Like most teens, Iran's latest hijab victim, Armita Geravand, was an opinionated young woman who liked to defy convention, including cutting her hair short and rebelling against hijab.
Another tragic victim of state violence, Armita was laid to rest in Tehran’s cemetery after about a month in a coma due to brain injury inflicted during her encounter with Hijab enforcers deployed at the capital’s subway stations.
Two of her friends, who were denied visiting Armita in her last days at Fajr military hospital during her last days, talked to Iran International about their friend, who has been the latest martyr of Iranians' fight against the Islamic regime and its ideologies.
Fearing the wrath of the regime, all of them spoke on condition of anonymity due to the security risks involved. A high ranking police officer was always present in Armita’s room in those final days and her friends and family were neither allowed to visit nor take photos as she lay lifeless in hospital.
The Islamic Republic continues to try and exonerate its hijab enforcers from the incident to avoid the mass protests that would ensue as they did following the death to Mahsa Amini, whose death bore chilling similarities to that of Armita. Some doctored footage however, has failed to convince Iranians.
In both cases, Iranian authorities imposed a full ban on reporting about Armita's death, families intimidated into not speaking to the media.
The death of Armita has reignited anti-regime sentiments with people once more chanting slogans from their rooftops and windows the night she was pronounced dead. The regime can only hope that simmering tensions do not result in a repeat of the uprising of 2022 which became the greatest challenge to the regime since its establishment in 1979.
No matter the censorship and intimidation, the public already made their minds up. One of Armita's friends, in response to Iran International's question about what they think happened to Armita, said, "The same thing that the Islamic Republic doesn't want us to say; the same thing that happened to Mahsa."
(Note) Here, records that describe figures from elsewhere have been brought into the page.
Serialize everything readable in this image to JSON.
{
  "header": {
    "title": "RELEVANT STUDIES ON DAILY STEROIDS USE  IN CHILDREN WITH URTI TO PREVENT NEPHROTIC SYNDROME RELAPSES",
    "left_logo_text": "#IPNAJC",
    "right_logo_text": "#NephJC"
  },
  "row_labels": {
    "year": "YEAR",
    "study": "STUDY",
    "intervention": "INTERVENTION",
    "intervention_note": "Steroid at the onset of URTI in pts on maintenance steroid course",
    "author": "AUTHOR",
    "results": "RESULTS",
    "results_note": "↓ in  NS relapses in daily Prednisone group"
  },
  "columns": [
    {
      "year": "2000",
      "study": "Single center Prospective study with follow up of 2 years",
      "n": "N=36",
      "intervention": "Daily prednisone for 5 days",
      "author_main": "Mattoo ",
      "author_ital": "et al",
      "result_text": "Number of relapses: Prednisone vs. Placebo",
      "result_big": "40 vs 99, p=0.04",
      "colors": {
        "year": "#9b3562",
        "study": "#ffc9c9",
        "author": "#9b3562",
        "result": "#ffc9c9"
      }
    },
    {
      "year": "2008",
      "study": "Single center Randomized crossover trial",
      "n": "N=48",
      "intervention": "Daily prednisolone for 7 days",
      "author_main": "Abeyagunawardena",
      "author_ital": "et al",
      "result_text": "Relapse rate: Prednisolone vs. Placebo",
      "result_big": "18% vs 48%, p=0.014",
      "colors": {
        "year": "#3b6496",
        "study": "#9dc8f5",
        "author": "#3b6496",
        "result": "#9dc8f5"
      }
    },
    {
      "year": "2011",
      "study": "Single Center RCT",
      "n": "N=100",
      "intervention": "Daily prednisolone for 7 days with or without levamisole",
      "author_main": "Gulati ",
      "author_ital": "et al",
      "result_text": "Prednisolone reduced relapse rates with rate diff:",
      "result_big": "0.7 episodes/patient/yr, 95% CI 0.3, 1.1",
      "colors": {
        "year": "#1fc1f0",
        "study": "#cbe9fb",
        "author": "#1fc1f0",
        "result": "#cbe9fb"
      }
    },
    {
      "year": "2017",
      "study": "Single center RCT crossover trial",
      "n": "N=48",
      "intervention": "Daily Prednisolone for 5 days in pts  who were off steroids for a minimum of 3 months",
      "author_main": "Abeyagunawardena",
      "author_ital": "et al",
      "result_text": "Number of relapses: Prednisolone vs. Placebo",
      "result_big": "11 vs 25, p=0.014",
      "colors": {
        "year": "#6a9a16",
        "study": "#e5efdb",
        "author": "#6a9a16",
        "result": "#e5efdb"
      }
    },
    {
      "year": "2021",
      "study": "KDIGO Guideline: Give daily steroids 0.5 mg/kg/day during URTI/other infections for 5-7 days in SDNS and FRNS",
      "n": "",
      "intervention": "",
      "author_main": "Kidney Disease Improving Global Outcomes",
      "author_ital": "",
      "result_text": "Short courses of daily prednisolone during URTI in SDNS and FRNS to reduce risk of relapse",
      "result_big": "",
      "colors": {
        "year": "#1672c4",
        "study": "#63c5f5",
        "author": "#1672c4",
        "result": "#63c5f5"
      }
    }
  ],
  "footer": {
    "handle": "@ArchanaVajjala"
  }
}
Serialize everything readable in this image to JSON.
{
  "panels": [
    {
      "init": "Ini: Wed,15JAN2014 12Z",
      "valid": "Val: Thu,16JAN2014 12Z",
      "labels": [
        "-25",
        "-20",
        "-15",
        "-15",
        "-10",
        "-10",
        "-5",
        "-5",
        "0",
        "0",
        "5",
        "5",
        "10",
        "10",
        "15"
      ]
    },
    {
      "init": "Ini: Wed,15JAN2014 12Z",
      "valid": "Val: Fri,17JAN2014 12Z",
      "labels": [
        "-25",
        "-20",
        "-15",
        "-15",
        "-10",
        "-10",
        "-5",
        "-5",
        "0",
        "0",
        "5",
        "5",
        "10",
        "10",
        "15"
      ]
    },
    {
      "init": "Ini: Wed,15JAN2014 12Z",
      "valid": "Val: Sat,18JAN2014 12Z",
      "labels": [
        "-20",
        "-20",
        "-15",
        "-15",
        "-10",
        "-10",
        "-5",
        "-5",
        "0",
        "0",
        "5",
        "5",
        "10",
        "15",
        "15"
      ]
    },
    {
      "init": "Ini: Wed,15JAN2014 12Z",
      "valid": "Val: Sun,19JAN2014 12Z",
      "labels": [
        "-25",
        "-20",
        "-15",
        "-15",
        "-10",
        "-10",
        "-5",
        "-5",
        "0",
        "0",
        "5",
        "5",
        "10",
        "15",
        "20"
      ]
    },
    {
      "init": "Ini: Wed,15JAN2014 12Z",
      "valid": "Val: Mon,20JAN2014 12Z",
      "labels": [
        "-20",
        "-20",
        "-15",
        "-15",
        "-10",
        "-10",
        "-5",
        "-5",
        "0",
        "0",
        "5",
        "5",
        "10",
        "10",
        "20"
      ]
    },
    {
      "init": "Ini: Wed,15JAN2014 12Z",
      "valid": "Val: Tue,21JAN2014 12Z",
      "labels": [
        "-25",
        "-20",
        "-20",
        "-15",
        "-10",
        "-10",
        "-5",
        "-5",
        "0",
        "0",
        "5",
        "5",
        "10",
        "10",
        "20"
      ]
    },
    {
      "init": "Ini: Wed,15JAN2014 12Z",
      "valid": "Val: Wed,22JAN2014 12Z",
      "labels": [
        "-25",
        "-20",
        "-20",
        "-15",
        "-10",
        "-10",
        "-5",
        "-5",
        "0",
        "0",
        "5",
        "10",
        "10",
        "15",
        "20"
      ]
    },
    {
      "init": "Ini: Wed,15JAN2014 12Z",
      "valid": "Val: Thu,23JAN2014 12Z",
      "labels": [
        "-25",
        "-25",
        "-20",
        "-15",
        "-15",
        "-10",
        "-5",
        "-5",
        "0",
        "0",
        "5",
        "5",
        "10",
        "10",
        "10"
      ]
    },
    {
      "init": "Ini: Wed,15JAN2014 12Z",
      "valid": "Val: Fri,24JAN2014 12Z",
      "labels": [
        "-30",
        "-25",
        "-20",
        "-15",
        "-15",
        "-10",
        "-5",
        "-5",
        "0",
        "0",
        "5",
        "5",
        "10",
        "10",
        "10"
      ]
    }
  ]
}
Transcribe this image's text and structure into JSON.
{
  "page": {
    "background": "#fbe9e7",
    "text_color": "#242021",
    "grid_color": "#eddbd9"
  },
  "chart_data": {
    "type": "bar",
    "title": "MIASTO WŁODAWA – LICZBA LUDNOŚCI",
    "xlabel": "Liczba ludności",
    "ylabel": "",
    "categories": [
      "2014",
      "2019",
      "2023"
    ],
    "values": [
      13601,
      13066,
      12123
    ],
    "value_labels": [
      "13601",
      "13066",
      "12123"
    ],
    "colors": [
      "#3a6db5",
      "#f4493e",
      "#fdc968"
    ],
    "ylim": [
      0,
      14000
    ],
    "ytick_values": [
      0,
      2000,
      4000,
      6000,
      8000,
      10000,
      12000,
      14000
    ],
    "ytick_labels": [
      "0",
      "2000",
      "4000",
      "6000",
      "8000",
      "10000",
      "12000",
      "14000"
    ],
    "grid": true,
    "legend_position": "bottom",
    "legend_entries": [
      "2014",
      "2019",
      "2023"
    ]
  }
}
Since the day Mahsa Amini died in the hands of the regime’s hijab enforcers, a growing number of Iranian women have been defying the Islamic Republic's compulsory hijab rules. Losing control, the regime has leveled up its hijab enforcement and updated its laws to criminalize non-compliance via harsher penalties but has failed to re-establish compliance.
Another one of her friends recounted a story where Armita was confronted by a cleric asking why she was not covering her head. She boldly told the cleric, “Did I ask you why you wrapped a fabric around your head?” referring to his turban, adding, “Then, you have no right to tell me why I didn't!”
During her comatose days and after her death, tiny details of Armita’s life have been trickling online through her family and friends. The teenager, who voluntarily made all the walls of her school into amateur art, has her own room decorated with miscellaneous memorabilia. An old stamp with the photo of Iran’s last shah Mohammad-Reza Pahlavi on her wall has especially attracted the attention of Iranian royalists, who claim Armita was cognizant of Iran’s recent history.
According to her friends, Armita liked horror movies, was a fan of Iran’s Reds football club and Spain’s Barcelona. Rooted in her heritage, she loved Zereshk Polo Morgh (Iranian rice with barberry and chicken) and her regular hangout was the Frost Flower (Gol-e Yakh) café at Tehran’s Pirouzi street where she lived.
It remains unknown what exactly happened on October 1 but for the Iranian public, it is a painful case of history repeating. No matter what killed Armita, she was an Iranian not represented by the Islamic Republic and the latest – but not the last -- killed for that.